The trick is realizing that things can and do fail in any way for any reason, and being able to automatically recover from any point in that process. Our (WePay's) system currently requires, at an absolute minimum, seven inserts across six tables, though more commonly 9-10 rows across seven, plus updates on several others, and significantly more if we can't authorize the payment on the first attempt (e.g., mistyped ZIP code on your billing address). Only one of those tables is for logging (account_history, which is functionally identical to a check ledger).
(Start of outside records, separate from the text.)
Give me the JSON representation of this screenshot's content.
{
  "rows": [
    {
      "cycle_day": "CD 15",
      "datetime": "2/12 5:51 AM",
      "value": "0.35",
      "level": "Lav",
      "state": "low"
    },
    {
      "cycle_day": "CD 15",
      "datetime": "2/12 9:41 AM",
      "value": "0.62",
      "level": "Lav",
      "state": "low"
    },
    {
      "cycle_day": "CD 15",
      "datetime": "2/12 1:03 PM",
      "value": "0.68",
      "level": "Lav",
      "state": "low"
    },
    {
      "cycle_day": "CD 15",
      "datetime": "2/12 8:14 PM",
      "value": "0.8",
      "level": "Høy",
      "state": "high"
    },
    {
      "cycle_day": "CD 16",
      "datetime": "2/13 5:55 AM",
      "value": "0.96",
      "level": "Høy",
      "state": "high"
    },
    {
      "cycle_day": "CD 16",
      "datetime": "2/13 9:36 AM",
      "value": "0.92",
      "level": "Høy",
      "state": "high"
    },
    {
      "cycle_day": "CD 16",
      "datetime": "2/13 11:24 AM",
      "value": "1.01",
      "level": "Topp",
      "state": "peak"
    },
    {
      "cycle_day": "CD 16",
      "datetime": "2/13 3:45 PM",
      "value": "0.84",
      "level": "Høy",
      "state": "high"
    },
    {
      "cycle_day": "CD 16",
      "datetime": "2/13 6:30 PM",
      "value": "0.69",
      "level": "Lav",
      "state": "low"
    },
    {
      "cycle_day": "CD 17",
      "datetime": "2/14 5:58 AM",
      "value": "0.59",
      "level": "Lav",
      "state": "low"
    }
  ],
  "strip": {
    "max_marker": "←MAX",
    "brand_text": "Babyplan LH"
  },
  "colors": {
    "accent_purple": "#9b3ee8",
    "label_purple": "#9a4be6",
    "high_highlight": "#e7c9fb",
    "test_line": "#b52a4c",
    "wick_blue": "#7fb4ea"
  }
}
I've completely ignored both the logging of state changes (largely redundant at this point, it was more for early debugging a couple years ago, but still sometimes useful for figuring out why something stalled) and recording of fraud-detection data which can easily be a hundred rows, albeit very small ones (80 bytes or so). It's also interesting to look at what updates need to be performed in a transaction and which ones don't, although that's of course irrelevant to the actual amount of data produced.
That doesn't account for the product side of payments at all - recording contents of shopping carts, donations, ticket purchases, etc. That's at best one stateless row, but use your imagination about the data layout for various money-collecting tools.
Archival is interesting and something I'm sure we'll look at more in the future, but right now it would tend to create more problems than it solves -- we have automated data integrity checks running multiple times per day to ensure nothing is out of line, and kicking data out to an archive somewhere would complicate that significantly. We also of course don't have nearly as much data as PayPal being significantly newer, so it's less of a problem.
conflicts/row locks being one of the more common, but that's easy to deal with. It's when an external call to a processor dies halfway through that things get tricky.